Sainsbury's cuts its sales forecast
Sainsbury's has cut its full-year sales forecast after warning that customers are likely to "spend cautiously" in the first few months of 2014.
The supermarket giant had expected to see a sales rise of 1% to 1.5% in this financial year.
But despite seeing record transactions in the run-up to Christmas, it now expects growth of "just under 1%".
Although Sainsbury's reported a 36th consecutive quarter of like-for-like sales growth, its shares fell 2%.
In the 14 weeks to 4 January, the firm's like-for-like sales, stripping out the effect of new stores, rose 0.2% excluding fuel.
Sainsbury's said the seven days before Christmas were the firm's "busiest ever" trading week, with more than 28 million transactions.
It described the third-quarter figures as a "good sales performance in a tough market".

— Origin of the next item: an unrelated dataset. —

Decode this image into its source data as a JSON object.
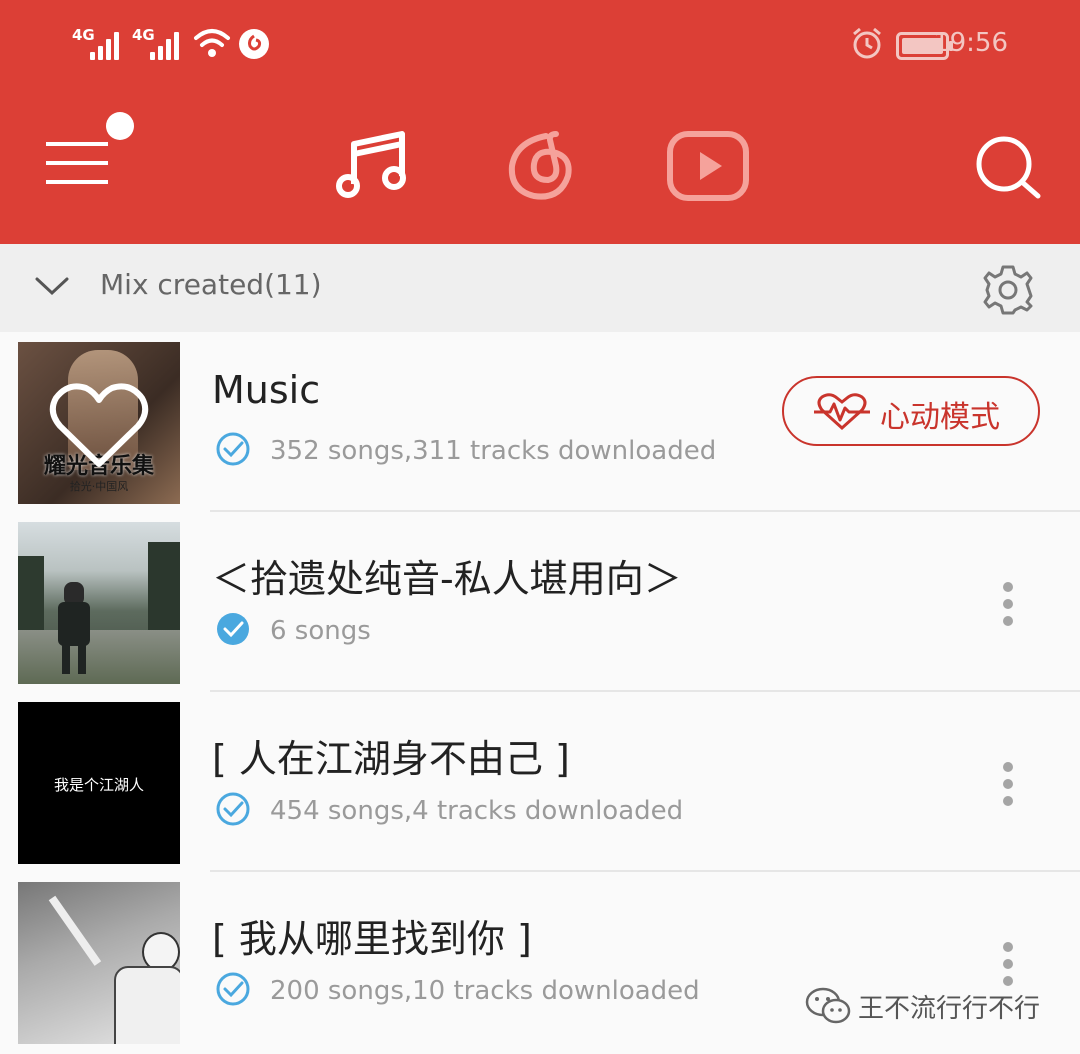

Rival chains Waitrose and the Co-op also reported rises in sales over the Christmas period.
'Tough and challenging'
Late last year, Sainsbury's overtook Asda and moved into the number two spot for the largest supermarket in the UK, second to Tesco.
Chief executive Justin King told the BBC that trading conditions had been "tough and challenging" and there had been an expectation that the firm's sales might have fallen.
However, while October and November had been difficult, the performance over Christmas had resulted in "a small amount of growth for the quarter, taken as a whole".
"We've beaten our competition," he added.
Sainsbury's also reported healthy growth in sales of its own-brand Taste the Difference range, which saw a rise in sales of more than 10%.
Other successful sectors included Sainsbury's convenience stores, which grew nearly 18%, and online shopping, which notched up more than 10% growth.
BBC business editor Robert Peston described the sales growth of 0.2% as "a bump in the road after an extraordinary 35 quarters of unbroken growth", but "not one such that [Mr] King is likely to feel desperately uncomfortable".
Joseph Robinson, lead consultant at retail analysts Conlumino, said that Sainsbury's "continues to outperform its main peers".
However, he said the low growth was "reflective of a market where even the outperforming mainstream players are having to sprint just to standstill, amid growing threats at both ends of the value spectrum".
At the same time, rival Waitrose reported strong sales in the run-up to Christmas.
On a like-for-like measure, sales for the five-week period to Christmas Eve rose 3.1% compared with 2012.
Waitrose said it was a record Christmas period, with a 4.1% rise in sales for the 12 days ending 31 December.
Like other retailers, Waitrose has reported a huge increase in online sales, which were up by more than a third compared with 2012.
Waitrose managing director, Mark Price, said: "Every year retailers say that Christmas is late, but with some justification in 2013, as customers phased their shopping in line with the mid-week fall of the main festivities."
The BBC's Steph McGovern said "squeezed-middle" Sainsbury's was seeing its market under pressure both from high-end Waitrose and from discounters Aldi and Lidl.
She said Aldi and Lidl were the "clear winners" of the Christmas period: "They've done brilliantly with double-digit growth."
On Tuesday, the two German-owned firms both said they had seen their best Christmas in the UK to date, although they did not release sales figures.
The Co-op also reported rising sales in its food business over the festive season, "driven by the success of the strategy to strengthen its core convenience offer".
In the 13 weeks to 4 January, its like-for-like sales grew by 1% compared with the same period a year earlier. However, total food sales were flat over the whole quarter as the Co-op disposed of some larger stores.
So far, Debenhams has been the big disappointment in the Christmas trading updates from UK retailers. It warned of a sharp drop in profits due to heavy discounting.